| From: | ChenhuiMo <chenhuimo(dot)mch(at)qq(dot)com> |
|---|---|
| To: | pgsql-hackers <pgsql-hackers(at)postgresql(dot)org> |
| Subject: | [PATCH] Make NumericVar storage semantics explicit |
| Date: | 2026-05-10 14:12:15 |
| Message-ID: | tencent_516F5299BE499E4B299CB7BF4C37D6A22B09@qq.com |
| Views: | Whole Thread | Raw Message | Download mbox | Resend email |
| Thread: | |
| Lists: | pgsql-hackers |
Hi all,
This patch aims to make the memory and ownership semantics of NumericVar
explicit in PostgreSQL, and to reorganize the related helper functions
accordingly, so that the rules for digit-buffer acquisition, release,
borrowing, and writing become clearer, more consistent, and easier
to maintain.
This patch does not change the mathematical algorithms used by numeric
itself. It focuses on the memory model, state transitions, and ownership
semantics of NumericVar and the related helper paths, and adjusts those
paths as needed so that they match the new model.
This patch is also not a performance patch. It does not introduce
aggressive performance optimizations, nor does it attempt to rewrite
all higher-level numeric routines in this round. Instead, its focus is to:
- make previously scattered implicit contracts explicit;
- make the storage / borrow / own semantics of NumericVar easier to
understand and maintain;
- actually connect this new model to the core comparison, hashing,
and basic arithmetic paths;
- verify through regression tests that SQL-visible behavior remains unchanged.
Although this patch is not aimed at improving performance, a clearer
and more explicit memory model can provide a more solid foundation for
future internal numeric optimizations. The related tests also indicate
that this refactoring does not introduce any visible performance regression.
Background and motivation
-------------------------
NumericVar is the in-memory working representation of PostgreSQL's numeric
type. It is not the packed Numeric datum stored in the database itself, but
the working representation used by internal paths such as comparison,
arithmetic, and aggregation.
In the current implementation, there are already several different memory
semantics around NumericVar, for example:
- a variable may be in an "empty" state, with no active digit storage;
- a variable may borrow digits from an external Numeric datum as a read-only view;
- a variable may own a writable digit buffer for internal arithmetic operations;
- in some paths, digit storage comes from a fixed-size inline buffer;
- in some paths, digit storage comes from heap allocation.
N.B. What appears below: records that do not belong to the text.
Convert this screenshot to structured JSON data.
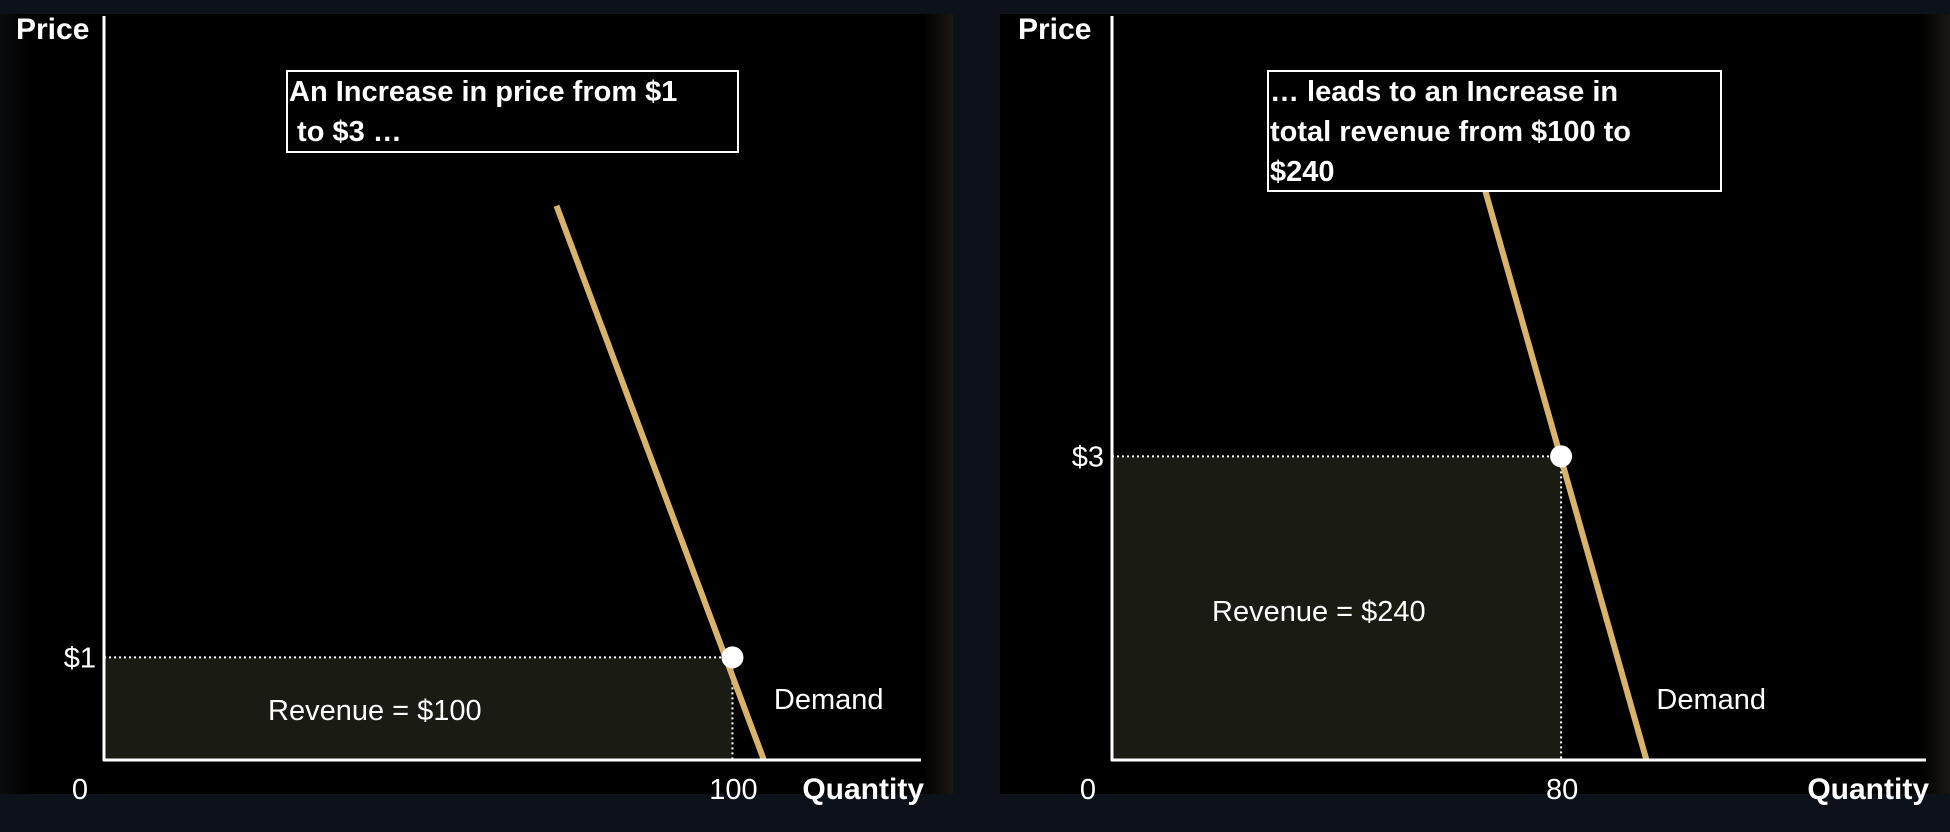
{
  "colors": {
    "background": "#000000",
    "demand_line": "#d9b36b",
    "revenue_fill": "#1a1b13",
    "axis": "#ffffff",
    "point": "#ffffff"
  },
  "chart_data": [
    {
      "type": "line",
      "title": "",
      "ylabel": "Price",
      "xlabel": "Quantity",
      "origin_label": "0",
      "price_label": "$1",
      "quantity_label": "100",
      "price": 1,
      "quantity": 100,
      "curve_label": "Demand",
      "revenue_label": "Revenue =  $100",
      "annotation": "An Increase in price from $1\n to $3 …",
      "series": [
        {
          "name": "Demand",
          "x": [
            72,
            105
          ],
          "y": [
            5.4,
            0
          ]
        }
      ],
      "point": {
        "x": 100,
        "y": 1
      },
      "xlim": [
        0,
        130
      ],
      "ylim": [
        0,
        7.25
      ]
    },
    {
      "type": "line",
      "title": "",
      "ylabel": "Price",
      "xlabel": "Quantity",
      "origin_label": "0",
      "price_label": "$3",
      "quantity_label": "80",
      "price": 3,
      "quantity": 80,
      "curve_label": "Demand",
      "revenue_label": "Revenue = $240",
      "annotation": "… leads to an Increase in\ntotal revenue from $100 to\n$240",
      "series": [
        {
          "name": "Demand",
          "x": [
            63.8,
            95.2
          ],
          "y": [
            6.15,
            0
          ]
        }
      ],
      "point": {
        "x": 80,
        "y": 3
      },
      "xlim": [
        0,
        145
      ],
      "ylim": [
        0,
        7.35
      ]
    }
  ]
}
These conventions already exist in the code, but they remain largely
implicit rather than being expressed as a single, explicit internal
contract. This makes ownership, mutability, and buffer-transition rules
harder to reason about, especially when switching between packed Numeric
datums and the working representation.
Accordingly, the goal of this patch is not to introduce new numeric
algorithms, but to first make these already-existing but insufficiently
documented memory semantics explicit and consistent.
The new memory model
--------------------
This patch introduces a more explicit NumericVar storage-state model to
describe the meaning of the current digit storage of a NumericVar.
In addition to the existing numeric metadata, NumericVar now has a few
state-related fields, including:
capacity: the physical capacity of the current owned digit buffer;
state: the current storage state of the NumericVar;
borrow_kind: in borrowed state, which kind of storage the current digits
are borrowed from;
inline_buf: whether the variable is associated with a fixed-size inline home.
This patch also introduces BufferedNumericVar, which wraps a NumericVar
together with a fixed-size inline buffer, used for:
inline writable digit storage;
or, when needed, as workspace to hold a detoasted numeric datum.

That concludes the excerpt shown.